In questo modo anche una finestra parzialmente trasparente diventa un generatore di elettricità in grado alimentare i computer di un ufficio, il condizionatore d’aria in una giornata afosa o l’illuminazione interna di un’abitazione.

Questi concentratori solari a nanoparticelle sono descritti nello studio “Highly efficient large-area colourless luminescent solar concentrators using heavy-metal-free colloidal quantum dots”, pubblicato il 24 agosto sulla rivista Nature Nanotechnology.

I nuovi vetri fotovoltaici sviluppati dal team Bicocca-Los Alamos – che arrivano a poco più di un anno dalla pubblicazione di un primo studio dello stesso team che ne dimostrava il principio di funzionamento – hanno diversi vantaggi che li rendono una tecnologia pronta a essere usata dalle aziende.

Innanzitutto non sono tossici perché in questi dispositivi non c’è cadmio né altri metalli e il limite vero alla diffusione di nanomateriali e nanoparticelle in applicazioni di largo consumo – scrive l’Università di Milano-Bicocca in un comunicato stampa – finora è stata la loro composizione potenzialmente nociva.
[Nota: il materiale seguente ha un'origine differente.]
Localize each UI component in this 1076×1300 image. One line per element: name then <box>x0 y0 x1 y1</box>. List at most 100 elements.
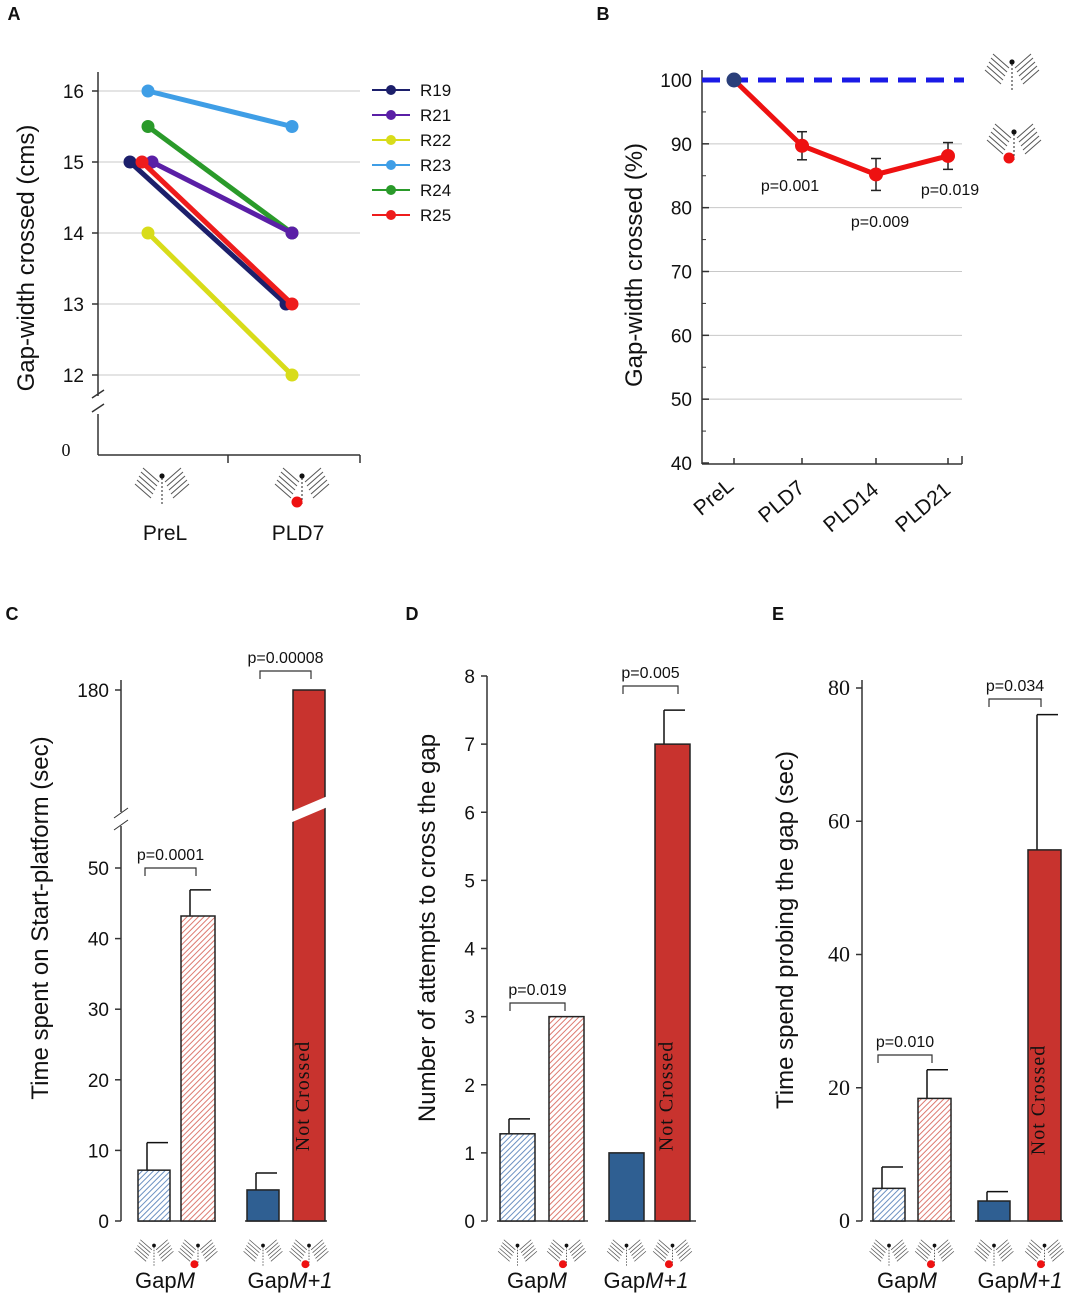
y-tick-label: 40 <box>671 454 692 475</box>
axis-break <box>113 807 129 819</box>
y-tick-label: 3 <box>464 1008 475 1029</box>
not-crossed-label: Not Crossed <box>292 1041 314 1151</box>
bar-gapmplus1-pld7 <box>654 743 691 1222</box>
series-line-lesion <box>732 78 949 178</box>
y-tick-label: 0 <box>62 440 71 460</box>
data-point <box>869 167 883 182</box>
legend-marker <box>386 160 396 170</box>
panel-letter-c: C <box>6 604 19 624</box>
axis-break <box>91 389 105 399</box>
bar-gapmplus1-pld7 <box>292 689 326 1222</box>
y-tick-label: 0 <box>839 1208 850 1233</box>
x-tick-label: PLD7 <box>272 522 325 545</box>
y-tick-label: 12 <box>63 366 84 387</box>
p-value-annotation: p=0.019 <box>921 182 979 199</box>
panel-letter-d: D <box>406 604 419 624</box>
p-value-label: p=0.010 <box>876 1034 934 1051</box>
p-value-annotation: p=0.009 <box>851 214 909 231</box>
x-tick-label: PLD14 <box>819 478 883 537</box>
data-point <box>141 120 155 133</box>
bar-gapm-prel <box>137 1169 171 1222</box>
y-tick-label: 8 <box>464 667 475 688</box>
significance-bracket <box>259 670 312 679</box>
gap-platform-lesion-icon <box>652 1239 693 1269</box>
bar-gapm-pld7 <box>548 1015 585 1222</box>
y-tick-label: 90 <box>671 135 692 156</box>
bar-gapmplus1-pld7 <box>1027 849 1062 1222</box>
y-tick-label: 1 <box>464 1144 475 1165</box>
data-point <box>795 138 809 153</box>
y-tick-label: 180 <box>77 681 109 702</box>
y-tick-label: 4 <box>464 940 475 961</box>
legend-label: R21 <box>420 106 451 125</box>
group-label-gapmplus1: GapM+1 <box>603 1268 688 1293</box>
significance-bracket <box>622 685 679 694</box>
x-tick-label: PreL <box>689 474 738 520</box>
not-crossed-label: Not Crossed <box>656 1041 678 1151</box>
data-point <box>135 155 149 169</box>
y-axis-label: Time spent on Start-platform (sec) <box>27 736 54 1099</box>
gap-platform-icon <box>974 1239 1014 1267</box>
gap-platform-icon <box>869 1239 909 1267</box>
gap-platform-icon <box>134 467 190 505</box>
bar-gapmplus1-prel <box>977 1200 1011 1222</box>
bar-break-stripe <box>290 795 330 823</box>
bar-gapm-prel <box>499 1133 536 1222</box>
legend-marker <box>386 85 396 95</box>
panel-letter-a: A <box>8 4 21 24</box>
p-value-annotation: p=0.001 <box>761 178 819 195</box>
gap-platform-lesion-icon <box>546 1239 587 1269</box>
x-tick-label: PLD7 <box>754 476 809 527</box>
series-line-r22 <box>146 231 294 377</box>
y-tick-label: 70 <box>671 263 692 284</box>
y-axis-label: Gap-width crossed (cms) <box>13 125 40 392</box>
legend-marker <box>386 110 396 120</box>
significance-bracket <box>144 867 197 876</box>
y-tick-label: 80 <box>828 675 850 700</box>
series-line-r23 <box>147 88 293 129</box>
y-tick-label: 20 <box>88 1071 109 1092</box>
group-label-gapm: GapM <box>507 1268 568 1293</box>
panel-letter-b: B <box>597 4 610 24</box>
y-tick-label: 80 <box>671 199 692 220</box>
data-point <box>285 120 299 133</box>
not-crossed-label: Not Crossed <box>1028 1045 1050 1155</box>
series-line-r21 <box>150 159 294 236</box>
legend-marker <box>386 185 396 195</box>
bar-gapmplus1-prel <box>608 1152 645 1222</box>
p-value-label: p=0.034 <box>986 678 1044 695</box>
series-line-r24 <box>146 124 294 236</box>
data-point <box>123 155 137 169</box>
legend-label: R25 <box>420 206 451 225</box>
data-point <box>141 84 155 98</box>
axis-break <box>113 819 129 831</box>
y-tick-label: 16 <box>63 82 84 103</box>
gap-platform-lesion-icon <box>986 123 1042 164</box>
y-tick-label: 2 <box>464 1076 475 1097</box>
p-value-label: p=0.0001 <box>137 847 204 864</box>
significance-bracket <box>509 1002 566 1011</box>
data-point <box>285 297 299 311</box>
data-point <box>141 226 155 240</box>
y-tick-label: 40 <box>828 942 850 967</box>
significance-bracket <box>877 1054 933 1063</box>
y-tick-label: 14 <box>63 224 85 245</box>
gap-platform-lesion-icon <box>1024 1239 1065 1269</box>
p-value-label: p=0.005 <box>621 665 679 682</box>
panel-letter-e: E <box>772 604 784 624</box>
significance-bracket <box>988 698 1042 707</box>
y-tick-label: 6 <box>464 803 475 824</box>
series-line-r19 <box>128 160 288 306</box>
p-value-label: p=0.019 <box>508 982 566 999</box>
group-label-gapmplus1: GapM+1 <box>977 1268 1062 1293</box>
legend-marker <box>386 210 396 220</box>
y-tick-label: 50 <box>671 390 692 411</box>
y-tick-label: 0 <box>98 1212 109 1233</box>
legend-marker <box>386 135 396 145</box>
group-label-gapm: GapM <box>135 1268 196 1293</box>
axis-break <box>91 403 105 413</box>
bar-gapm-pld7 <box>917 1097 952 1222</box>
bar-gapm-prel <box>872 1187 906 1222</box>
p-value-label: p=0.00008 <box>247 650 323 667</box>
Sono molto efficienti perché assorbono la luce da tutto lo spettro solare (non solo dal rosso, come avviene con i dispositivi precedenti) e al tempo stesso non riassorbono la loro stessa luminescenza. Sono inoltre incolore, superando così uno dei limiti più grandi per l’applicazione in edilizia civile, ovvero l’impatto estetico.
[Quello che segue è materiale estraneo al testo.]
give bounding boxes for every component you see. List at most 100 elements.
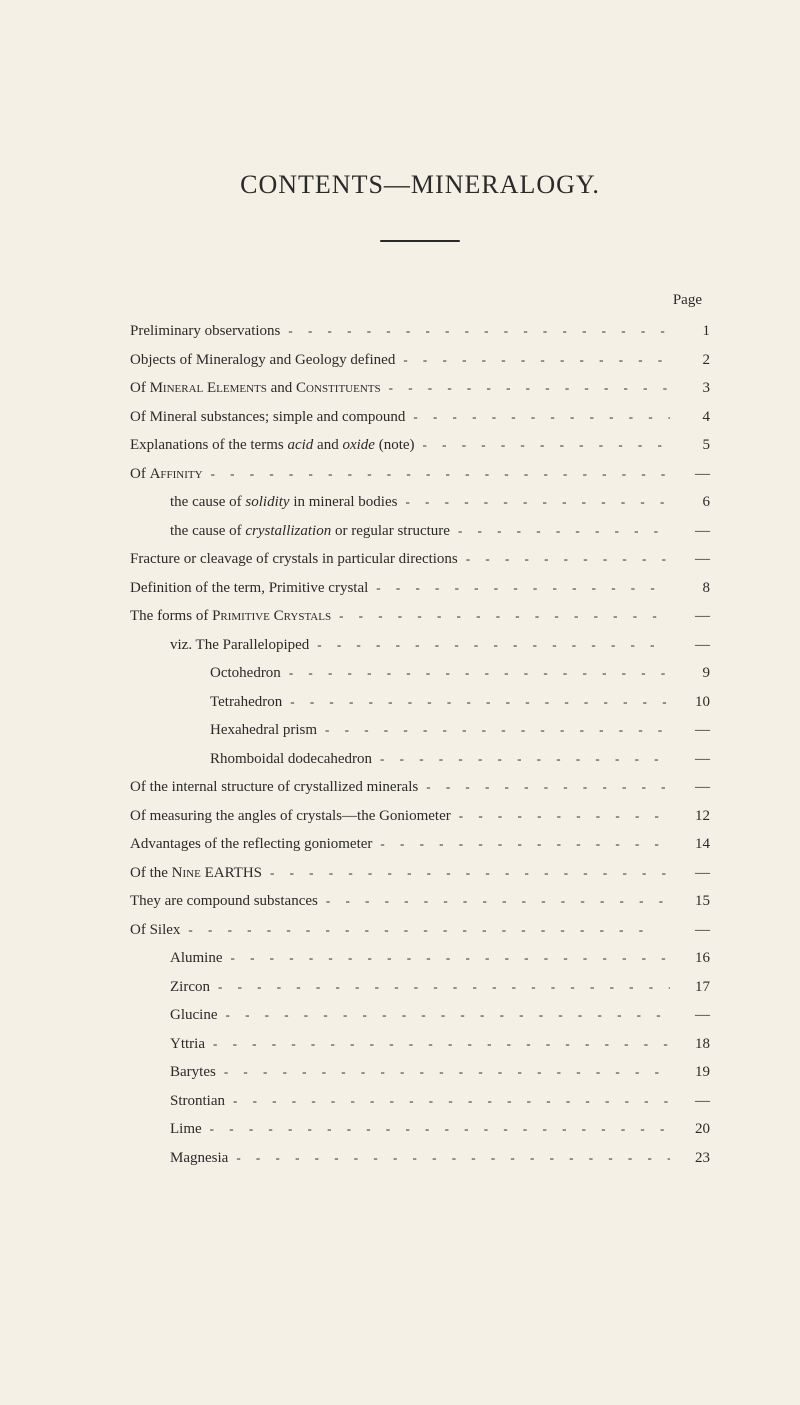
document-title: CONTENTS—MINERALOGY.	[130, 170, 710, 200]
entry-page-number: 9	[670, 659, 710, 688]
entry-leader-dots: - - - - - - - - - - - - - - - - - - - - …	[405, 405, 670, 430]
entry-page-number: —	[670, 716, 710, 745]
contents-entry: Explanations of the terms acid and oxide…	[130, 431, 710, 460]
entry-page-number: 16	[670, 944, 710, 973]
contents-entry: Of Affinity- - - - - - - - - - - - - - -…	[130, 460, 710, 489]
entry-page-number: 12	[670, 802, 710, 831]
entry-text: Of the internal structure of crystallize…	[130, 773, 418, 802]
entry-page-number: 6	[670, 488, 710, 517]
entry-leader-dots: - - - - - - - - - - - - - - - - - - - - …	[318, 889, 670, 914]
entry-page-number: —	[670, 602, 710, 631]
entry-leader-dots: - - - - - - - - - - - - - - - - - - - - …	[309, 633, 670, 658]
contents-entry: Tetrahedron- - - - - - - - - - - - - - -…	[130, 688, 710, 717]
contents-entry: Octohedron- - - - - - - - - - - - - - - …	[130, 659, 710, 688]
entry-text: the cause of crystallization or regular …	[130, 517, 450, 546]
contents-entry: Yttria- - - - - - - - - - - - - - - - - …	[130, 1030, 710, 1059]
entry-leader-dots: - - - - - - - - - - - - - - - - - - - - …	[223, 946, 671, 971]
entry-page-number: —	[670, 1087, 710, 1116]
entry-leader-dots: - - - - - - - - - - - - - - - - - - - - …	[395, 348, 670, 373]
contents-entry: viz. The Parallelopiped- - - - - - - - -…	[130, 631, 710, 660]
contents-entry: Preliminary observations- - - - - - - - …	[130, 317, 710, 346]
entry-page-number: 2	[670, 346, 710, 375]
entry-page-number: 14	[670, 830, 710, 859]
contents-entry: Zircon- - - - - - - - - - - - - - - - - …	[130, 973, 710, 1002]
entry-leader-dots: - - - - - - - - - - - - - - - - - - - - …	[216, 1060, 670, 1085]
contents-entry: Definition of the term, Primitive crysta…	[130, 574, 710, 603]
entry-leader-dots: - - - - - - - - - - - - - - - - - - - - …	[205, 1032, 670, 1057]
entry-page-number: 10	[670, 688, 710, 717]
entry-leader-dots: - - - - - - - - - - - - - - - - - - - - …	[225, 1089, 670, 1114]
entry-page-number: 3	[670, 374, 710, 403]
entry-leader-dots: - - - - - - - - - - - - - - - - - - - - …	[317, 718, 670, 743]
entry-leader-dots: - - - - - - - - - - - - - - - - - - - - …	[450, 519, 670, 544]
entry-page-number: 19	[670, 1058, 710, 1087]
entry-leader-dots: - - - - - - - - - - - - - - - - - - - - …	[397, 490, 670, 515]
entry-text: Rhomboidal dodecahedron	[130, 745, 372, 774]
entry-text: Glucine	[130, 1001, 217, 1030]
entry-page-number: 15	[670, 887, 710, 916]
entry-text: Magnesia	[130, 1144, 228, 1173]
entry-text: Definition of the term, Primitive crysta…	[130, 574, 368, 603]
entry-page-number: 17	[670, 973, 710, 1002]
entry-page-number: 23	[670, 1144, 710, 1173]
entry-leader-dots: - - - - - - - - - - - - - - - - - - - - …	[210, 975, 670, 1000]
entry-leader-dots: - - - - - - - - - - - - - - - - - - - - …	[282, 690, 670, 715]
entry-text: The forms of Primitive Crystals	[130, 602, 331, 631]
contents-entry: Of Silex- - - - - - - - - - - - - - - - …	[130, 916, 710, 945]
entry-page-number: 5	[670, 431, 710, 460]
contents-entry: Advantages of the reflecting goniometer-…	[130, 830, 710, 859]
entry-text: Strontian	[130, 1087, 225, 1116]
entry-page-number: —	[670, 545, 710, 574]
entry-leader-dots: - - - - - - - - - - - - - - - - - - - - …	[202, 1117, 670, 1142]
entry-text: Objects of Mineralogy and Geology define…	[130, 346, 395, 375]
entry-text: Octohedron	[130, 659, 281, 688]
entry-text: Of Affinity	[130, 460, 203, 489]
entry-page-number: —	[670, 631, 710, 660]
entry-leader-dots: - - - - - - - - - - - - - - - - - - - - …	[281, 661, 670, 686]
entry-text: the cause of solidity in mineral bodies	[130, 488, 397, 517]
contents-entry: Objects of Mineralogy and Geology define…	[130, 346, 710, 375]
entry-page-number: —	[670, 773, 710, 802]
contents-entry: Of Mineral Elements and Constituents- - …	[130, 374, 710, 403]
entry-text: Explanations of the terms acid and oxide…	[130, 431, 415, 460]
contents-entry: the cause of crystallization or regular …	[130, 517, 710, 546]
entry-page-number: 1	[670, 317, 710, 346]
contents-entry: Of Mineral substances; simple and compou…	[130, 403, 710, 432]
contents-entry: They are compound substances- - - - - - …	[130, 887, 710, 916]
contents-entry: The forms of Primitive Crystals- - - - -…	[130, 602, 710, 631]
contents-entry: Strontian- - - - - - - - - - - - - - - -…	[130, 1087, 710, 1116]
entry-page-number: —	[670, 517, 710, 546]
entry-text: Of Mineral Elements and Constituents	[130, 374, 381, 403]
entry-leader-dots: - - - - - - - - - - - - - - - - - - - - …	[368, 576, 670, 601]
entry-leader-dots: - - - - - - - - - - - - - - - - - - - - …	[381, 376, 670, 401]
entry-leader-dots: - - - - - - - - - - - - - - - - - - - - …	[280, 319, 670, 344]
contents-entry: Rhomboidal dodecahedron- - - - - - - - -…	[130, 745, 710, 774]
entry-page-number: —	[670, 1001, 710, 1030]
entry-text: viz. The Parallelopiped	[130, 631, 309, 660]
entry-page-number: —	[670, 460, 710, 489]
entry-text: Fracture or cleavage of crystals in part…	[130, 545, 458, 574]
entry-text: Of measuring the angles of crystals—the …	[130, 802, 451, 831]
entry-page-number: —	[670, 745, 710, 774]
entry-text: They are compound substances	[130, 887, 318, 916]
entry-text: Hexahedral prism	[130, 716, 317, 745]
contents-entry: Lime- - - - - - - - - - - - - - - - - - …	[130, 1115, 710, 1144]
contents-entry: Barytes- - - - - - - - - - - - - - - - -…	[130, 1058, 710, 1087]
entry-leader-dots: - - - - - - - - - - - - - - - - - - - - …	[418, 775, 670, 800]
contents-entry: Alumine- - - - - - - - - - - - - - - - -…	[130, 944, 710, 973]
entry-leader-dots: - - - - - - - - - - - - - - - - - - - - …	[331, 604, 670, 629]
contents-entry: Magnesia- - - - - - - - - - - - - - - - …	[130, 1144, 710, 1173]
entry-page-number: 20	[670, 1115, 710, 1144]
entry-leader-dots: - - - - - - - - - - - - - - - - - - - - …	[458, 547, 670, 572]
entry-text: Of the Nine EARTHS	[130, 859, 262, 888]
contents-list: Preliminary observations- - - - - - - - …	[130, 317, 710, 1172]
title-divider	[380, 240, 460, 242]
contents-entry: Hexahedral prism- - - - - - - - - - - - …	[130, 716, 710, 745]
entry-text: Preliminary observations	[130, 317, 280, 346]
entry-leader-dots: - - - - - - - - - - - - - - - - - - - - …	[262, 861, 670, 886]
entry-leader-dots: - - - - - - - - - - - - - - - - - - - - …	[217, 1003, 670, 1028]
entry-leader-dots: - - - - - - - - - - - - - - - - - - - - …	[415, 433, 670, 458]
entry-text: Yttria	[130, 1030, 205, 1059]
entry-text: Zircon	[130, 973, 210, 1002]
entry-leader-dots: - - - - - - - - - - - - - - - - - - - - …	[228, 1146, 670, 1171]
“Affinché questa tecnologia potesse uscire dai laboratori di ricerca ed esprimere il suo potenziale nell’edilizia sostenibile – spiega il prof. Francesco Meinardi, uno dei coordinatori del team di Milano-Bicocca – è stato necessario abbandonare schemi composizionali delle nanoparticelle dati per scontati fino a ieri”.

“Invece di continuare a lavorare con i classici cristalli semiconduttori a base di metalli pesanti come il cadmio o il piombo – argomenta il professore – noi abbiamo realizzato nanoparticelle costituite da leghe di più elementi, riuscendo ad ottenere concentratori non tossici, con straordinarie capacità di assorbimento della luce del sole, e che al contempo preservano la caratteristica chiave di non riassorbire la luce emessa da loro stessi. In questo modo abbiamo coniugato le elevate efficienze e le grandi dimensioni richieste per la costruzione di elementi architettonici reali. Il fattore estetico è poi di fondamentale importanza perché una soluzione tecnologica per essere accettata non può andare a discapito della qualità della vita”.
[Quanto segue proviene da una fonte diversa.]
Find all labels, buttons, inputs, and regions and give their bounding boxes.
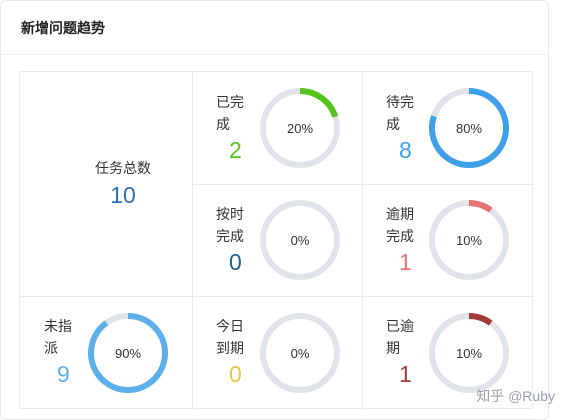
stat-cell-pending: 待完 成 8 80% [362, 72, 534, 184]
stats-grid: 任务总数 10 已完 成 2 20% 待完 成 8 80% 按时 完成 0 [19, 71, 534, 410]
stat-label: 已逾 期 [386, 318, 414, 356]
divider [192, 184, 534, 185]
percent-label: 0% [290, 345, 310, 361]
stat-value: 0 [229, 249, 242, 275]
stat-label: 待完 成 [386, 94, 414, 132]
progress-ring: 90% [85, 310, 171, 396]
ring-chart [88, 313, 168, 393]
stat-label: 今日 到期 [216, 318, 244, 356]
stat-value: 1 [399, 361, 412, 387]
stat-cell-due-today: 今日 到期 0 0% [192, 296, 362, 410]
ring-progress-arc [88, 313, 168, 393]
trend-panel: 新增问题趋势 任务总数 10 已完 成 2 20% 待完 成 8 80% [0, 0, 549, 420]
stat-label: 已完 成 [216, 94, 244, 132]
percent-label: 20% [286, 120, 314, 136]
panel-title: 新增问题趋势 [21, 20, 105, 36]
total-tasks-value: 10 [110, 182, 136, 208]
stat-value: 2 [229, 137, 242, 163]
stat-cell-on-time: 按时 完成 0 0% [192, 184, 362, 296]
stat-label: 按时 完成 [216, 206, 244, 244]
percent-label: 10% [455, 345, 483, 361]
ring-chart [429, 200, 509, 280]
stat-cell-completed: 已完 成 2 20% [192, 72, 362, 184]
stat-label: 未指 派 [44, 318, 72, 356]
stat-value: 9 [57, 361, 70, 387]
total-tasks-cell: 任务总数 10 [20, 72, 192, 296]
progress-ring: 80% [426, 85, 512, 171]
ring-progress-arc [429, 88, 509, 168]
divider [362, 72, 363, 410]
stat-cell-overdue: 已逾 期 1 10% [362, 296, 534, 410]
ring-chart [429, 88, 509, 168]
stat-cell-unassigned: 未指 派 9 90% [20, 296, 192, 410]
divider [20, 296, 534, 297]
stat-value: 8 [399, 137, 412, 163]
ring-progress-arc [429, 200, 509, 280]
ring-progress-arc [260, 88, 340, 168]
ring-track [260, 313, 340, 393]
progress-ring: 10% [426, 197, 512, 283]
progress-ring: 0% [257, 310, 343, 396]
progress-ring: 10% [426, 310, 512, 396]
watermark: 知乎 @Ruby [476, 388, 555, 404]
stat-value: 0 [229, 361, 242, 387]
ring-track [260, 200, 340, 280]
percent-label: 10% [455, 232, 483, 248]
total-tasks-label: 任务总数 [95, 160, 151, 176]
ring-chart [260, 313, 340, 393]
ring-chart [429, 313, 509, 393]
stat-label: 逾期 完成 [386, 206, 414, 244]
progress-ring: 0% [257, 197, 343, 283]
stat-value: 1 [399, 249, 412, 275]
panel-header: 新增问题趋势 [1, 1, 548, 55]
percent-label: 80% [455, 120, 483, 136]
stat-cell-overdue-done: 逾期 完成 1 10% [362, 184, 534, 296]
divider [192, 72, 193, 410]
percent-label: 90% [114, 345, 142, 361]
ring-chart [260, 88, 340, 168]
percent-label: 0% [290, 232, 310, 248]
progress-ring: 20% [257, 85, 343, 171]
ring-progress-arc [429, 313, 509, 393]
ring-chart [260, 200, 340, 280]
Il lavoro pubblicato su Nature Nanotechnology è stato realizzato grazie a piccoli finanziamenti di Fondazione Cariplo e dell’Unione Europea. La caratteristica, mai raggiunta finora, di aumentare notevolmente l’efficienza fotovoltaica e di ottenere lastre essenzialmente incolore, molto simili alle tipiche lenti degli occhiali da sole grigio-brune, “fa sì che queste nuove finestre fotovoltaiche si integrino in modo ‘invisibile’ nel contesto urbano”, sottolinea Francesco Carulli che ha lavorato al progetto durante la sua tesi di Laurea in Scienza dei Materiali.

“Questa tecnologia – conclude Sergio Brovelli, uno dei coordinatori del team Milano-Bicocca – di cui noi avevamo fornito la prova di principio solo un anno fa, diviene ora una realtà facilmente scalabile per la produzione industriale e potrà essere immediatamente utilizzata nella green architecture e nella building sustainability”.

“Con questi nuovi nano-materiali altamente performanti – prosegue il professore – sarà possibile nel breve periodo realizzare finestre fotovoltaiche o altri elementi architettonici flessibili e semi-trasparenti per convertire non solo i tetti ma tutte le parti di un edificio in generatori di energia solare, come sempre più fondamentale nei contesti ad elevata urbanizzazione. Le nostre stime indicano che sostituendo le vetrate tradizionali di un grattacielo come lo Shard di Londra con i concentratori che abbiamo brevettato, si genererebbe l’energia necessaria alla totale auto-sostenibilità di circa 300 appartamenti. Aggiungete a queste cifre il risparmio energetico derivante dal ridotto ricorso al condizionamento ambientale, grazie all’assorbimento della luce solare da parte dei concentratori solari che limita il sovrariscaldamento degli edifici e avete una tecnologia potenzialmente rivoluzionaria per le città a energia zero del futuro”.